Luis, ayúdame, ordenó ella después de todo, y el marido tuvo que afrontar la realidad, salir de la cama y ponerse manos a la obra, todo con un gesto de gran, de inconmensurable fastidio.
Cinco, diez minutos. Miraron asimismo en el cuarto de baño de invitados y en el lavadero; sin resultado.
A ver dónde dejas tú las cosas, Adela, susurraba encolerizado el hombre.
Al final, cuando el humano consideró que su simulación de actividad había encubierto suficientemente bien su desgana, se volvió al dormitorio. La mujer aún se entretuvo un rato corto. Cómo puede ser, musitaba ella de vez en cuando, entre dientes, o Pues muy bien, estupendo, o El único peine en condiciones, o colaba sencillamente una interjección sonora, alguna que el globo de la carita siniestra desconocía del todo. Al cabo se dio por vencida y, tras apagar todas las luces, se introdujo en el dormitorio, en la cama, con un marido con el que esa noche, bien los conocía el globo verde a esas alturas, ya no se prestaría a copular.

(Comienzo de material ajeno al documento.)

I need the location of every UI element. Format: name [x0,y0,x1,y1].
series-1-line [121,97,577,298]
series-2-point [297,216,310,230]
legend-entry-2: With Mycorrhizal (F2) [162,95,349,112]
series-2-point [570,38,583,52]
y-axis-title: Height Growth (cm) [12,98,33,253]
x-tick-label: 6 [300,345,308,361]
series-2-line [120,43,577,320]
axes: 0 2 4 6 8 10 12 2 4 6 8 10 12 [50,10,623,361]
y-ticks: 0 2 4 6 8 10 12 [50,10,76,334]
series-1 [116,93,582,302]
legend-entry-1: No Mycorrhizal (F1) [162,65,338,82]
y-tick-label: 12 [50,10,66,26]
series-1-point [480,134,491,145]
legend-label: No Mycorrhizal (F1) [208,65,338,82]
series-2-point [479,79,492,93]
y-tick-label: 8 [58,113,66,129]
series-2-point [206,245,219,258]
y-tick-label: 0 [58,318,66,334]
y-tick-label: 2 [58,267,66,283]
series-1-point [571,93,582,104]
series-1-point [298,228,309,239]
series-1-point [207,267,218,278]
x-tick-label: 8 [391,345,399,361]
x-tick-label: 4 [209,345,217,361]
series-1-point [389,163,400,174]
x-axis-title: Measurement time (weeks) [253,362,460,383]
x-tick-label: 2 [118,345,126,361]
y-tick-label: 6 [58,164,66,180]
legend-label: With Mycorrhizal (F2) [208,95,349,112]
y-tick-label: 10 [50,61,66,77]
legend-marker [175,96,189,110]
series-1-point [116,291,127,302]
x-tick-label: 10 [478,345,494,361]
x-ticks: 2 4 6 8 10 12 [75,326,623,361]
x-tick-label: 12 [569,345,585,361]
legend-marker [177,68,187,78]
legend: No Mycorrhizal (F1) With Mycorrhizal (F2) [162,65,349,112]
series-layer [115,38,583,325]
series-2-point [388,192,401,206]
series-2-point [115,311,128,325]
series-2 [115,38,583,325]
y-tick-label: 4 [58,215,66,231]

Pero más, mucho más importante que todo eso fue lo que el globo de la carita siniestra creyó entrever apenas un segundo antes de que la mujer apretase el interruptor de la lamparita sueca de su mesita de noche, justo en el instante previo a que la última luz de la casa, porque esta sí que sería la última, se apagara y todo quedase a oscuras, en el momento preciso en el que el globo verde dirigió su nudo hacia el cuarto de juegos desde lo alto del armario del pasillo. Quizás lo hiciera sin ningún propósito evidente, lo de otear en esa dirección y no en otra, o puede que sí, que existiera alguno, tal vez su poderoso sexto sentido aerostático estuviera funcionando a pleno rendimiento, rastreando, casi olfateando extrañas y sobrecogedoras conexiones, y de ahí lo de echar un último vistazo despreocupado hacia aquellas tierras bajas, coloridamente alfombradas, del cuarto de juegos de los niños. Entonces le pareció ver, pero solo en ese segundo postrero de luz, antes de que la mujer accionase el interruptor de la lamparita sueca y se tumbase malhumorada sobre su costado derecho ofreciéndole la espalda a su marido, que ya y a su vez le ofrecía la suya a ella, le dio entonces la impresión, decimos, de vislumbrar a uno de los perversos muñequitos de la caja azul eléctrico, que era el hada-niña de alitas rosas y pies descalzos, y la figurita sonreía, sonreía con deleite, con toda la intención del mundo. Era una cosa más exagerada que el rictus característico de todos ellos, el que traían de serie en las cajas azul eléctrico, por descontado que mucho más escalofriante, y esa mueca maligna causó un hondo estremecimiento en el globo verde, en la última milésima de luz de aquella jornada. La sexta después del Gran Día.